"Consumer interest in renting this stuff simultaneous [with the DVD release] is way, way up, off the charts," said Sanders, Warner's head of home video.
The trade-off of in-store DVD rentals for video on demand is one the studio could afford to make, Bernstein Research said. In retail, studios take 30% of revenue, whereas they grab 70% of a video-on-demand purchase.
Such a calculation was not lost on Time Warner, which announced in April that its Warner Bros. studio would release its DVD titles, including such forthcoming releases as "Fool's Gold" and "10,000 BC," simultaneously on cable and iTunes.
"You saw Warner Bros. go first.

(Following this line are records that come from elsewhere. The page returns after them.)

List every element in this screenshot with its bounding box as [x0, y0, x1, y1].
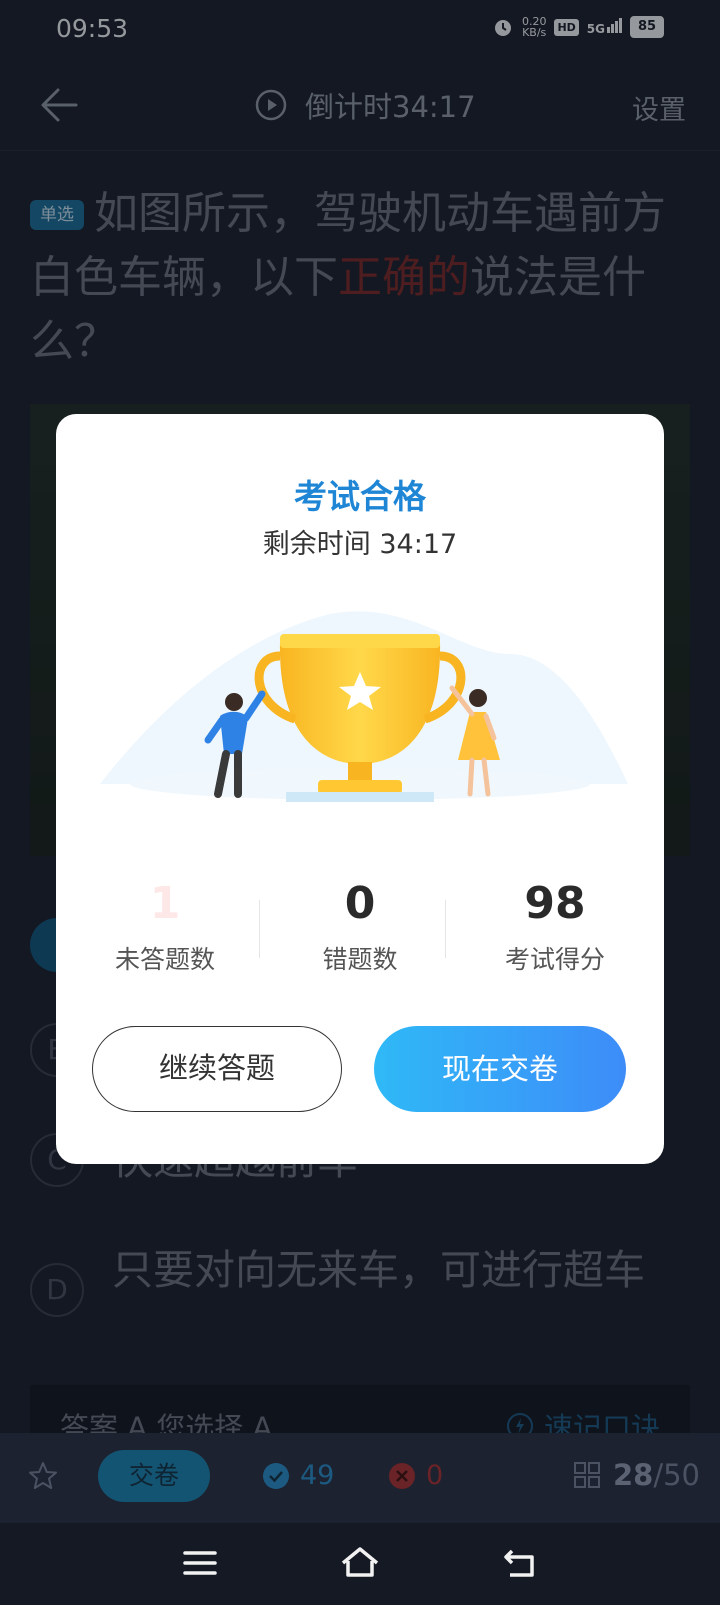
stat-unanswered: 1 未答题数 [114, 878, 215, 974]
exam-result-dialog: 考试合格 剩余时间 34:17 1 未答题数 0 错题数 98 考试得分 继续答… [56, 414, 664, 1164]
submit-exam-button[interactable]: 交卷 [98, 1450, 210, 1502]
result-stats: 1 未答题数 0 错题数 98 考试得分 [56, 876, 664, 986]
menu-icon[interactable] [182, 1545, 218, 1581]
system-nav-bar [0, 1523, 720, 1605]
grid-icon [573, 1462, 600, 1488]
submit-now-button[interactable]: 现在交卷 [374, 1026, 626, 1112]
stat-wrong: 0 错题数 [322, 878, 398, 974]
wrong-count: 0 [388, 1460, 443, 1491]
back-icon[interactable] [502, 1545, 538, 1581]
stat-divider [445, 900, 446, 958]
trophy-illustration [100, 611, 628, 802]
continue-answering-button[interactable]: 继续答题 [92, 1026, 342, 1112]
stat-divider [259, 900, 260, 958]
stat-score: 98 考试得分 [504, 878, 605, 974]
correct-count: 49 [262, 1460, 334, 1491]
bottom-bar: 交卷 49 0 28/50 [0, 1433, 720, 1523]
cross-circle-icon [389, 1462, 415, 1489]
star-icon[interactable] [28, 1461, 58, 1491]
dialog-title: 考试合格 [294, 477, 426, 516]
remaining-time: 剩余时间 34:17 [262, 529, 458, 560]
home-icon[interactable] [339, 1545, 381, 1581]
check-circle-icon [263, 1462, 289, 1489]
question-progress[interactable]: 28/50 [573, 1458, 700, 1492]
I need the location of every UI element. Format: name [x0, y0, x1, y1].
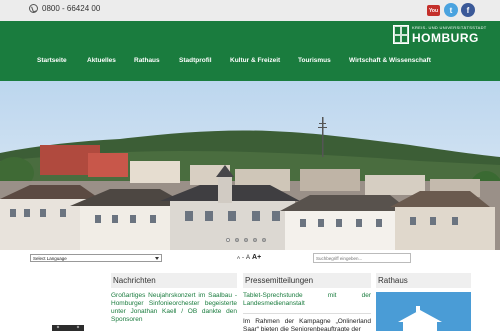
top-utility-bar: 0800 - 66424 00 You t f: [0, 0, 500, 21]
slider-dot[interactable]: [253, 238, 257, 242]
nav-item-rathaus[interactable]: Rathaus: [134, 57, 160, 64]
search-input[interactable]: [313, 253, 411, 263]
main-navigation: Startseite Aktuelles Rathaus Stadtprofil…: [0, 57, 500, 71]
font-size-decrease[interactable]: A: [237, 255, 240, 260]
font-size-controls: A - A A+: [237, 254, 261, 261]
rathaus-column: Rathaus: [376, 273, 471, 288]
press-headline-link[interactable]: Tablet-Sprechstunde mit der Landesmedien…: [243, 292, 371, 308]
site-header: KREIS- UND UNIVERSITÄTSSTADT HOMBURG Sta…: [0, 21, 500, 81]
font-size-normal[interactable]: A: [246, 255, 250, 261]
slider-dot[interactable]: [226, 238, 230, 242]
font-size-increase[interactable]: A+: [252, 254, 261, 261]
site-logo[interactable]: KREIS- UND UNIVERSITÄTSSTADT HOMBURG: [393, 25, 487, 44]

Another studio will go in the not too distant future. It'll just keep adding," Comcast Chief Operating Officer Stephen B. Burke said. "It's hard to predict when all that happens, but I think there's a growing belief that this . . . is additive."
Other studios are watching closely.
Fox's Dunn said it would prefer to preserve the traditional distribution model -- offering movies for sale immediately after the theatrical release, then renting them online and through cable video-on-demand services. But it's considering offering day-and-date distribution for films that would benefit from broader distribution.
"You would look at a few movies to go day and date, movies that need as many points of access as you can get, to encourage sampling," Dunn said.